Dr. Nalini Nadkarni has been called “The Queen of the Forest Canopy.” She has been both a pioneer in forest canopy studies and in fostering the communication of canopy research among scientists and to the general public. Her research concerns the ecology of forest canopies in rainforests of Costa Rica and in Washington State, supported by grants from the National Science Foundation and the National Geographic Society.
Dr. Nadkarni's work has revealed that canopy organisms are critical players in such important environmental issues such as maintaining biodiversity, stabilizing global climate, and enhancing sustainability of forests. She pursues research in the cloud forests of Costa Rica and the temperate rainforests of Washington State.
Dr. Nadkarni is deeply committed to public engagement with science. In 1994, she co-founded the International Canopy Network, a non-profit organization to foster communication among researchers, educators, and conservationists. Her work has been featured in magazines such as Natural History, Glamour, Discover, Ranger Rick, and Playboy, and she has appeared in television documentaries, including Bill Nye the Science Guy, Good Morning, America, and National Geographic.

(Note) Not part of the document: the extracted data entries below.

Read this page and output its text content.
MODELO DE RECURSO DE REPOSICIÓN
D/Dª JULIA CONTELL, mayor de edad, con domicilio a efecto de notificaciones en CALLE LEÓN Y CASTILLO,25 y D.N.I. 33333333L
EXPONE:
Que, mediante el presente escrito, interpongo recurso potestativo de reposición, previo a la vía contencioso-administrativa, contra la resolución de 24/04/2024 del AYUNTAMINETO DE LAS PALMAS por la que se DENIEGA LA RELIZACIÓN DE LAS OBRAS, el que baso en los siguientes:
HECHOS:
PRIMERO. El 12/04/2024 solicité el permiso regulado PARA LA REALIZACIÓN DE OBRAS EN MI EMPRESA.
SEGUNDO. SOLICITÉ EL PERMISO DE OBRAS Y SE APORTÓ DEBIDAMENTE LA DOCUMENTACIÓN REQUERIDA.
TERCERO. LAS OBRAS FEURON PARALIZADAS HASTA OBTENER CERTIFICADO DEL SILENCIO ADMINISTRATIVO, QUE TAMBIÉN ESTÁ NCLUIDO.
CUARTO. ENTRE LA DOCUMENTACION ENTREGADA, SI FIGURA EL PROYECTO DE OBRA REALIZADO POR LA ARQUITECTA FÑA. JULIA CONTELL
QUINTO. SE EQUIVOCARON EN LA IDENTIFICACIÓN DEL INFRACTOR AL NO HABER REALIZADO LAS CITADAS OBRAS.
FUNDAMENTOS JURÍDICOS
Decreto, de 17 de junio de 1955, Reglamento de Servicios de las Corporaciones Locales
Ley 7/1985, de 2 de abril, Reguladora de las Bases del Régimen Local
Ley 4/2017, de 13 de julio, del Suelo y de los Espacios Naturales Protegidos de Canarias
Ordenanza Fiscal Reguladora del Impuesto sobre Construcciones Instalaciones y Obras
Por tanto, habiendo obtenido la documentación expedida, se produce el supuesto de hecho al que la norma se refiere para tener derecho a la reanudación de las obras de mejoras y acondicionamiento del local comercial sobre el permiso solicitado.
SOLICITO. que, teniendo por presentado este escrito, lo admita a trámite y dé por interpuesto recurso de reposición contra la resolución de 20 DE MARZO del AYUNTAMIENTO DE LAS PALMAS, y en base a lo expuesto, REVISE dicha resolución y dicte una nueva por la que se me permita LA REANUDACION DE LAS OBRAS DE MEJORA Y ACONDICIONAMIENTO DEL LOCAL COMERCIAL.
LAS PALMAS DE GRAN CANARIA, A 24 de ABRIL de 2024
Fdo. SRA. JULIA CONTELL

She brings science to diverse public audiences, including church congregations, urban youth, and artists. Her most recent project, the Sustainable Prisons Project, brings science and scientists to prisons to carry out conservation biology projects with inmates. She recently established the NSF-funded “Research Ambassador Program,” in which she trains other scientists to engage public audiences in non-traditional venues.
Dr. Nadkarni has published over 90 scientific articles and three scholarly books. Her recent awards include a Guggenheim Fellowship for excellence in scholarship and creativity, the 2011 AAAS Award for Public Engagement, the 2010 National Science Foundation's Public Service Award, the J. Stirling Morton Award of The National Arbor Day Foundation, and Presidency of the Association for Tropical Biolog.
In 2011, she became the Director of the new Center for Science and Mathematics Education at the University of Utah, where she oversees teacher training programs and innovates informal science education programs aimed at underserved public audiences. She is also a Professor of Biology at the University of Utah. She and her husband, Jack Longino – also a Professor of Biology – have two children who both live and work in South America.